各国の外交を見ていると度々歴史認識の問題が出てきます。日本には中国とは南京事件があったとか無かったとかで韓国とは徴用工とか強制労働があったとか無かったとかがあります。アメリカとは原爆の問題があり、日本側は国際法無視の大虐殺だったとしている一方アメリカでは原爆は戦争を終わらせた救世主としていたわけです。それぞれのケースを見てみると根本的な部分が異なるためどれだけ話し合ったところで話は平行線になるだけです。そんなものを現代の外交に持ち込んで対立を煽るのは非常にナンセンスだと私は感じます。
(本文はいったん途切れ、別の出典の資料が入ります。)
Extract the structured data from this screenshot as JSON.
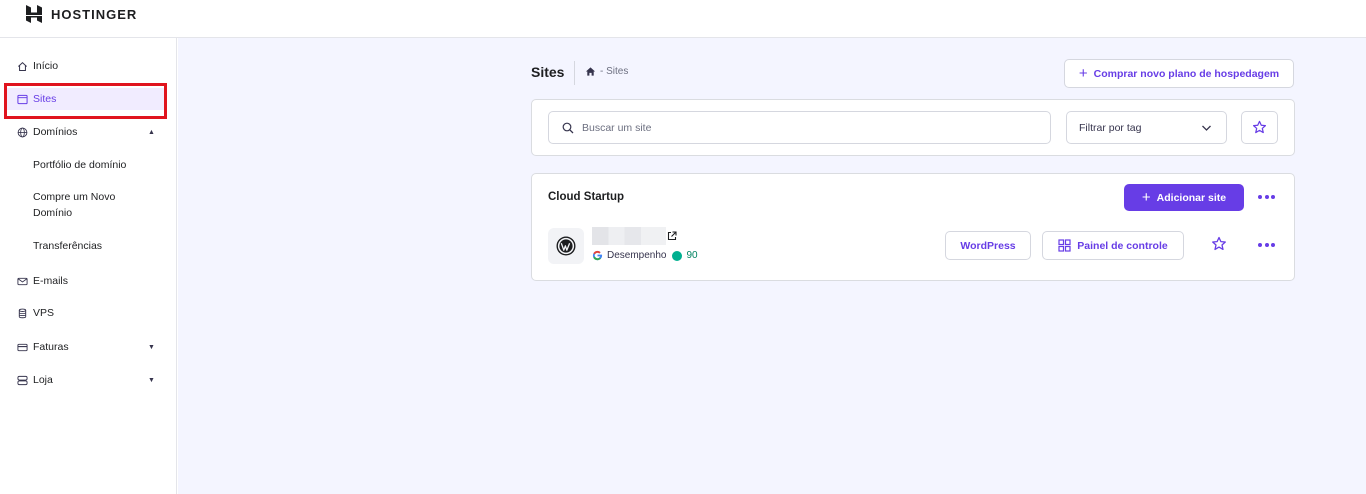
{
  "brand": {
    "name": "HOSTINGER"
  },
  "sidebar": {
    "items": [
      {
        "label": "Início",
        "icon": "home-icon"
      },
      {
        "label": "Sites",
        "icon": "sites-icon",
        "active": true
      },
      {
        "label": "Domínios",
        "icon": "globe-icon",
        "expanded": true
      },
      {
        "label": "E-mails",
        "icon": "mail-icon"
      },
      {
        "label": "VPS",
        "icon": "server-icon"
      },
      {
        "label": "Faturas",
        "icon": "billing-icon"
      },
      {
        "label": "Loja",
        "icon": "store-icon"
      }
    ],
    "domain_subitems": [
      {
        "label": "Portfólio de domínio"
      },
      {
        "label": "Compre um Novo Domínio"
      },
      {
        "label": "Transferências"
      }
    ]
  },
  "header": {
    "title": "Sites",
    "breadcrumb": "- Sites",
    "buy_button": "Comprar novo plano de hospedagem"
  },
  "toolbar": {
    "search_placeholder": "Buscar um site",
    "filter_value": "Filtrar por tag"
  },
  "plan": {
    "name": "Cloud Startup",
    "add_site_button": "Adicionar site",
    "site": {
      "performance_label": "Desempenho",
      "performance_score": "90",
      "wordpress_button": "WordPress",
      "control_panel_button": "Painel de controle"
    }
  },
  "colors": {
    "accent": "#673de6",
    "active_bg": "#f1ecff",
    "highlight": "#e0141e",
    "main_bg": "#f4f5ff",
    "score_green": "#00b090"
  }
}
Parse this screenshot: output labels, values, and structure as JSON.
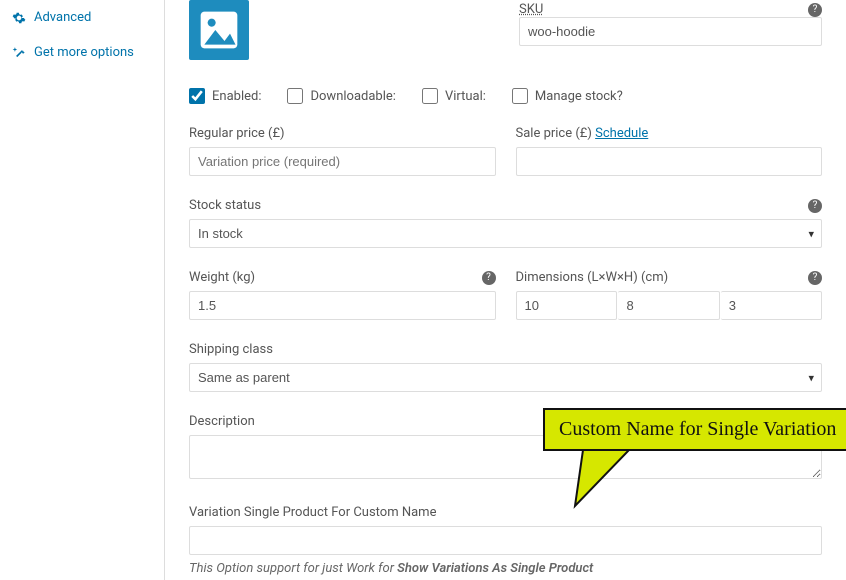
{
  "sidebar": {
    "advanced": "Advanced",
    "get_more": "Get more options"
  },
  "sku": {
    "label": "SKU",
    "value": "woo-hoodie"
  },
  "checks": {
    "enabled": "Enabled:",
    "downloadable": "Downloadable:",
    "virtual": "Virtual:",
    "manage_stock": "Manage stock?"
  },
  "regular_price": {
    "label": "Regular price (£)",
    "placeholder": "Variation price (required)",
    "value": ""
  },
  "sale_price": {
    "label": "Sale price (£)",
    "schedule": "Schedule",
    "value": ""
  },
  "stock_status": {
    "label": "Stock status",
    "value": "In stock"
  },
  "weight": {
    "label": "Weight (kg)",
    "value": "1.5"
  },
  "dimensions": {
    "label": "Dimensions (L×W×H) (cm)",
    "l": "10",
    "w": "8",
    "h": "3"
  },
  "shipping_class": {
    "label": "Shipping class",
    "value": "Same as parent"
  },
  "description": {
    "label": "Description",
    "value": ""
  },
  "custom_name": {
    "label": "Variation Single Product For Custom Name",
    "value": ""
  },
  "hint": {
    "pre": "This Option support for just Work for ",
    "bold": "Show Variations As Single Product"
  },
  "callout": "Custom Name for Single Variation"
}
中国は最近日本に対し新軍国主義だと批判しました。これは先の大戦の歴史認識によるものだと思いますがもうあれから80年以上経っているわけで、我々はいつまでそのことで責められなければいけないのでしょうか。彼らの主張する問題の当事者はもう既に亡くなっていて、今を生きる日本人はそんなこと知らないしやってもいないわけです。先祖の犯した罪が問題でその子孫まで裁かなくてはいけないとする考えを是とするなら、この世界に生きるほぼすべての人間がそれにあたります。ですが各国がそれらを主張する世界はカオスと言わざる負えません。
誰も知らない誰かの罪なんて背負いたくないしその責任だってとりたくないわけです。なので私が望むのはたった一つでありそれは今を生きる我々を咎めるならその理由は私たちであってほしいのです。